Tidak jauh dari Jembatan Erasmus, objek pertama yang terlihat adalah deretan restoran terapung di tepi sungai dan juga menara Euromast. Di sebelah Euromast terdapat bangunan menyerupai potongan benteng pertahanan perang. Di bawah bangunan ini ternyata terdapat terowongan untuk kendaraan bermotor yang menyeberangi Sungai Nieuw Maas di bawah tanah. Pemandangan yang tampak selanjutnya adalah daerah hijau diselingi fasilitas industri dan pergudangan di sepanjang tepi sungai.

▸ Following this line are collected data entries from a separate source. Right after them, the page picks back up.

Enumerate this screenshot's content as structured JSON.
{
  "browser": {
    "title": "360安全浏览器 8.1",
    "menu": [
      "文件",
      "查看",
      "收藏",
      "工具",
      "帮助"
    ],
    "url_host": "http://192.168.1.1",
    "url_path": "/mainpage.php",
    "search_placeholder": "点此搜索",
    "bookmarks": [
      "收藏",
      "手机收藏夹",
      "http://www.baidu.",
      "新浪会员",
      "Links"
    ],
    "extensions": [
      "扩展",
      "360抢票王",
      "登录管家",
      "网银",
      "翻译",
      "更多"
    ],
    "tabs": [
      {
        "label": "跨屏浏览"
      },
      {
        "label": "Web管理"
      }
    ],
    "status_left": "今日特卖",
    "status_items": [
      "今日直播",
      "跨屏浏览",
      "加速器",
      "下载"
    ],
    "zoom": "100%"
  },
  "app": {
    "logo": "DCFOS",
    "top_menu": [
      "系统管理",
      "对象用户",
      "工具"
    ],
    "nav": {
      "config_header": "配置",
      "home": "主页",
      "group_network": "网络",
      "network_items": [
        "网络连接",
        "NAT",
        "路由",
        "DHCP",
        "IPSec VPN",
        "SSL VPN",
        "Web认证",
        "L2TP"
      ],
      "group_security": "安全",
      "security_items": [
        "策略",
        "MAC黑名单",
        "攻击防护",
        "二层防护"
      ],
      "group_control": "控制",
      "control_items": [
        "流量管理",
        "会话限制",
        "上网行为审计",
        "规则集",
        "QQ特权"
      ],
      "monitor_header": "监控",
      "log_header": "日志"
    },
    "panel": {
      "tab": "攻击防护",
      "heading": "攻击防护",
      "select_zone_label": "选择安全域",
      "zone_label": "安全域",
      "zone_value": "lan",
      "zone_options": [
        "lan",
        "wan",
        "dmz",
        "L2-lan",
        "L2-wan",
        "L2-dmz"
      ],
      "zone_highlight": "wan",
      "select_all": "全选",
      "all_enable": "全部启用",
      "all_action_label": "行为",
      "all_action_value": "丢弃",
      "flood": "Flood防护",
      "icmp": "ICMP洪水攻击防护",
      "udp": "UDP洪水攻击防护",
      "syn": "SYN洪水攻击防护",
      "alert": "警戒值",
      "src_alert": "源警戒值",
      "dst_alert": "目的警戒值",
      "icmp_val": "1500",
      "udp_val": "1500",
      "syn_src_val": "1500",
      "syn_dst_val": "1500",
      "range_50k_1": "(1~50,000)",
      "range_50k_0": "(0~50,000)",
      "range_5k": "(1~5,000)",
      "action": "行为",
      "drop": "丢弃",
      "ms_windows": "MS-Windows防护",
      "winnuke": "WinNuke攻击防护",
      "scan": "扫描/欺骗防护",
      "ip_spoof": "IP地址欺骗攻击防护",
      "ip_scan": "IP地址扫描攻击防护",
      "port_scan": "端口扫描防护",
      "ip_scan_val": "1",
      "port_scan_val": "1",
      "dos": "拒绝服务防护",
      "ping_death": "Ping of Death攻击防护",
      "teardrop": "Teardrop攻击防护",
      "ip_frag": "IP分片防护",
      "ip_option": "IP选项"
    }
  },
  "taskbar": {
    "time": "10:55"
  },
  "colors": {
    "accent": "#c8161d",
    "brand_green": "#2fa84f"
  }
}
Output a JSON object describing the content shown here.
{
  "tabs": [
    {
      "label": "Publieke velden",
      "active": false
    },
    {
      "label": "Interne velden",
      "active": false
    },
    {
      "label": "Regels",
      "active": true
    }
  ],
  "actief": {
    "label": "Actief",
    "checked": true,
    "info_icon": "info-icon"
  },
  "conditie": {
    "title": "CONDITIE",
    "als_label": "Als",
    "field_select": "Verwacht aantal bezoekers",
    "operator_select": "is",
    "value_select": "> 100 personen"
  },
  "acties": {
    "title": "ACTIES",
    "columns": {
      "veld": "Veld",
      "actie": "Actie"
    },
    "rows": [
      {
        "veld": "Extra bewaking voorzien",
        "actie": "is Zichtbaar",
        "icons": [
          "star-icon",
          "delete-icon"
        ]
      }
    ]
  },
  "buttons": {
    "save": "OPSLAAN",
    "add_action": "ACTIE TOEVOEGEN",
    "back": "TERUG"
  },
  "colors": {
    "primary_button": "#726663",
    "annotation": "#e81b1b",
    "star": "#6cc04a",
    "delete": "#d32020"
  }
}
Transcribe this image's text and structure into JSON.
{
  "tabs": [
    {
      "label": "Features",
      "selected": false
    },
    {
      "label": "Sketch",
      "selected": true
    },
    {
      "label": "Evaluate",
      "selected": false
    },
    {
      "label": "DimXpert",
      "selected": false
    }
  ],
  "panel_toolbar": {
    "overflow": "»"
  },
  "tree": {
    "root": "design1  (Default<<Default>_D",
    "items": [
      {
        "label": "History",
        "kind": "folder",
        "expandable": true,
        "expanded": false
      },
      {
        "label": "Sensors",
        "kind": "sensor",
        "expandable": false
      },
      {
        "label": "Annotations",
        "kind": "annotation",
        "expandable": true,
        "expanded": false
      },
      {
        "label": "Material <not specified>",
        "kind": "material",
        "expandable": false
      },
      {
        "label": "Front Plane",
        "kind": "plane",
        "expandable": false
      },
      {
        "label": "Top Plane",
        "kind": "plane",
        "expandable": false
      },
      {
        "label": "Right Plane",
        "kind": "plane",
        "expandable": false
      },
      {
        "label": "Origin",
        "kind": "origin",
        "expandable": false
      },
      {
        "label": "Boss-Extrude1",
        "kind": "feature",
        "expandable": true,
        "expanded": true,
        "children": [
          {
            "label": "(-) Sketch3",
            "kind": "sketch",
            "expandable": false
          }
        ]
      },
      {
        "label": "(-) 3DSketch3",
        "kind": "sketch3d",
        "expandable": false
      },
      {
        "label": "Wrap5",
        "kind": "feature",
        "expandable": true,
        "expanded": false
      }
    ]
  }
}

Mendekati daerah pelabuhan, mulai tampak dok tempat pembuatan dan perbaikan kapal. Memasuki kawasan Pelabuhan Rotterdam, aktivitas bongkar muat peti kemas tidak terlihat ramai. Rupanya kami mengunjungi pelabuhan ini di hari libur sehingga suasana pun tampak lengang. Pelabuhan Rotterdam merupakan pelabuhan terbesar di Eropa. Dari sini, distribusi barang ke negara eropa lainnya diteruskan melalui kanal-kanal yang tersebar melintasi Belanda ke arah timur.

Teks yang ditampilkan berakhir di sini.